Iniziando dalla fisarmonica, strumento al quale ti sei appassionato già dalla tenera età di sette anni, ti sei successivamente dedicato all’organetto diatonico. Quali sono stati i motivi che ti hanno spinto a fare questa scelta?

«Il motivo, purtroppo, non è dei più felici. All’età di sedici anni ho avuto un incidente che, per varie vicissitudini, mi ha portato a perdere la funzionalità del dito medio della mano sinistra. Suonare la fisarmonica mi risultava un po’ difficile, così ho riversato l’amore per la musica sull’organetto diatonico. Ho approfittato della curiosità pregressa che avevo per lo strumento e ho fatto di necessità virtù».

Hai partecipato a svariati concorsi nazionali e internazionali. Avresti un aneddoto in particolare da raccontare relativo a queste esperienze?

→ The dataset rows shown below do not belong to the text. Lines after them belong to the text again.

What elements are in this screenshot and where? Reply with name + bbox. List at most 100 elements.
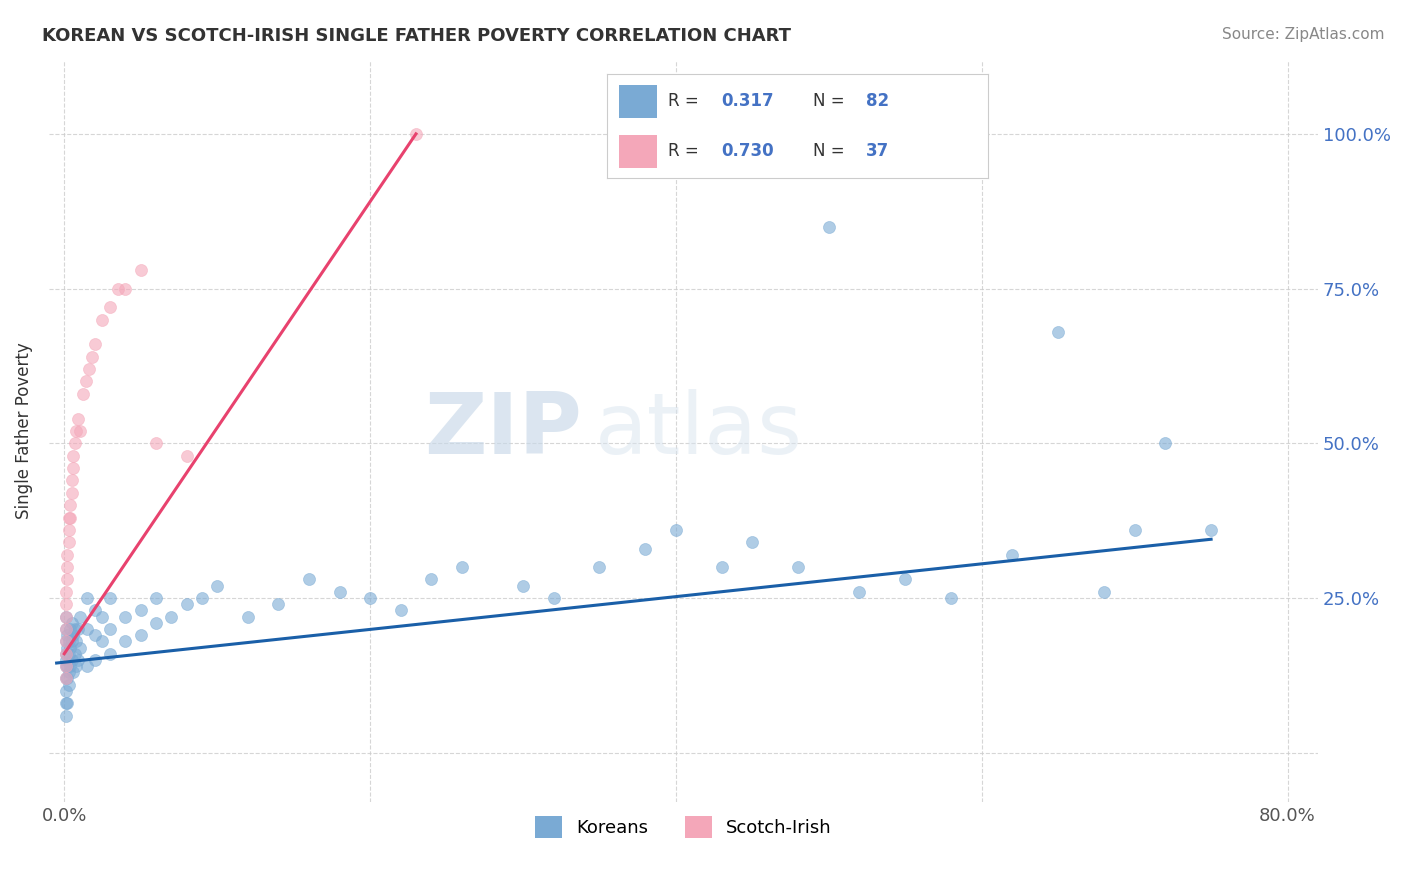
Point xyxy=(55,609,77,624)
Point xyxy=(236,609,259,624)
Point xyxy=(83,628,105,642)
Point xyxy=(817,219,839,234)
Point xyxy=(588,560,610,574)
Point xyxy=(160,609,183,624)
Point xyxy=(60,485,83,500)
Point xyxy=(60,615,83,630)
Point xyxy=(543,591,565,605)
Point xyxy=(1199,523,1222,537)
Point xyxy=(55,609,77,624)
Point xyxy=(83,653,105,667)
Point xyxy=(634,541,657,556)
Point xyxy=(72,386,94,401)
Point xyxy=(56,672,79,686)
Point xyxy=(55,634,77,648)
Point xyxy=(55,672,77,686)
Point xyxy=(129,603,152,617)
Point xyxy=(55,622,77,636)
Point xyxy=(450,560,472,574)
Point xyxy=(56,628,79,642)
Point xyxy=(76,622,98,636)
Point xyxy=(56,659,79,673)
Point xyxy=(129,628,152,642)
Point xyxy=(59,622,82,636)
Point xyxy=(60,474,83,488)
Point xyxy=(98,622,121,636)
Point xyxy=(58,523,80,537)
Point xyxy=(298,573,321,587)
Point xyxy=(107,282,129,296)
Point xyxy=(389,603,412,617)
Point xyxy=(55,634,77,648)
Point xyxy=(59,640,82,655)
Point xyxy=(1001,548,1024,562)
Point xyxy=(741,535,763,549)
Point xyxy=(405,127,427,141)
Point xyxy=(62,461,84,475)
Point xyxy=(98,647,121,661)
Point xyxy=(91,634,114,648)
Point xyxy=(55,622,77,636)
Point xyxy=(75,375,97,389)
Point xyxy=(939,591,962,605)
Point xyxy=(56,560,79,574)
Point xyxy=(65,659,87,673)
Y-axis label: Single Father Poverty: Single Father Poverty xyxy=(15,343,32,519)
Point xyxy=(98,300,121,314)
Point xyxy=(55,696,77,710)
Point xyxy=(176,449,198,463)
Point xyxy=(66,622,89,636)
Point xyxy=(62,665,84,680)
Legend: Koreans, Scotch-Irish: Koreans, Scotch-Irish xyxy=(527,809,839,846)
Point xyxy=(787,560,810,574)
Point xyxy=(56,696,79,710)
Point xyxy=(62,449,84,463)
Point xyxy=(69,424,91,438)
Point xyxy=(58,634,80,648)
Point xyxy=(59,659,82,673)
Point xyxy=(848,585,870,599)
Point xyxy=(63,436,86,450)
Point xyxy=(191,591,214,605)
Point xyxy=(55,597,77,611)
Point xyxy=(69,609,91,624)
Point xyxy=(55,585,77,599)
Point xyxy=(359,591,381,605)
Point xyxy=(55,672,77,686)
Point xyxy=(83,337,105,351)
Point xyxy=(267,597,290,611)
Point xyxy=(145,436,167,450)
Text: ZIP: ZIP xyxy=(425,390,582,473)
Point xyxy=(58,510,80,524)
Point xyxy=(56,548,79,562)
Point xyxy=(77,362,100,376)
Point xyxy=(55,708,77,723)
Point xyxy=(91,312,114,326)
Point xyxy=(205,579,228,593)
Point xyxy=(328,585,350,599)
Point xyxy=(55,659,77,673)
Point xyxy=(145,615,167,630)
Point xyxy=(58,678,80,692)
Point xyxy=(114,282,136,296)
Point xyxy=(56,573,79,587)
Point xyxy=(62,628,84,642)
Point xyxy=(65,634,87,648)
Text: Source: ZipAtlas.com: Source: ZipAtlas.com xyxy=(1222,27,1385,42)
Point xyxy=(512,579,534,593)
Text: KOREAN VS SCOTCH-IRISH SINGLE FATHER POVERTY CORRELATION CHART: KOREAN VS SCOTCH-IRISH SINGLE FATHER POV… xyxy=(42,27,792,45)
Point xyxy=(98,591,121,605)
Point xyxy=(80,350,103,364)
Point xyxy=(55,647,77,661)
Point xyxy=(55,647,77,661)
Point xyxy=(1092,585,1115,599)
Point xyxy=(420,573,443,587)
Point xyxy=(145,591,167,605)
Point xyxy=(58,665,80,680)
Point xyxy=(58,535,80,549)
Point xyxy=(665,523,688,537)
Point xyxy=(55,653,77,667)
Point xyxy=(1123,523,1146,537)
Point xyxy=(65,424,87,438)
Point xyxy=(69,640,91,655)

«L’ultimo a cui ho partecipato: un campionato italiano. È stata la prima volta in cui ho azzardato, presentando le mie composizioni originali durante le esibizioni. L’audacia mi ha premiato e la soddisfazione è stata grande».

Nel corso della tua carriera ti sei esibito in giro per il mondo, in nazioni come Canada, Argentina, Australia, Germania, Portogallo, Svizzera. Dal punto di vista umano e artistico, quale fra questi Paesi ti ha maggiormente gratificato sotto tutti gli aspetti?

«Senza dubbio la Germania. Lì ho trascorso un periodo esibendomi come artista di strada, eppure le gratificazioni, che custodisco gelosamente, sono state tante. A volta il palco non è tutto».

Oltre ad essere un prolifico concertista, sei molto attivo come didatta. A tal proposito, fra i diversi progetti da docente, sei fondatore e presidente dell’associazione musicale-culturale “Antonio Grosso School”. Qual è l’obiettivo che ti prefiggi di raggiungere con questa scuola?

«Ovviamente l’obiettivo è avvicinare più ragazzi possibile alla musica, sia che decidano di apprendere solo per diletto, sia che vogliano farne una professione in futuro. In più, cerco di spiegare loro che determinati strumenti non danno solo voce alla musica tradizionale, ma permettono di spaziare tra diversi generi e sonorità. Inoltre, è anche una maniera per fornire delle alternative ai ragazzi nell’ambito delle attività extra scolastiche e di aggregazione. Soprattutto nel Sud Italia, purtroppo, la scelta è quasi sempre obbligata fra calcio e danza. La musica, nella nostra realtà ma non solo, può avere un ruolo quasi catartico».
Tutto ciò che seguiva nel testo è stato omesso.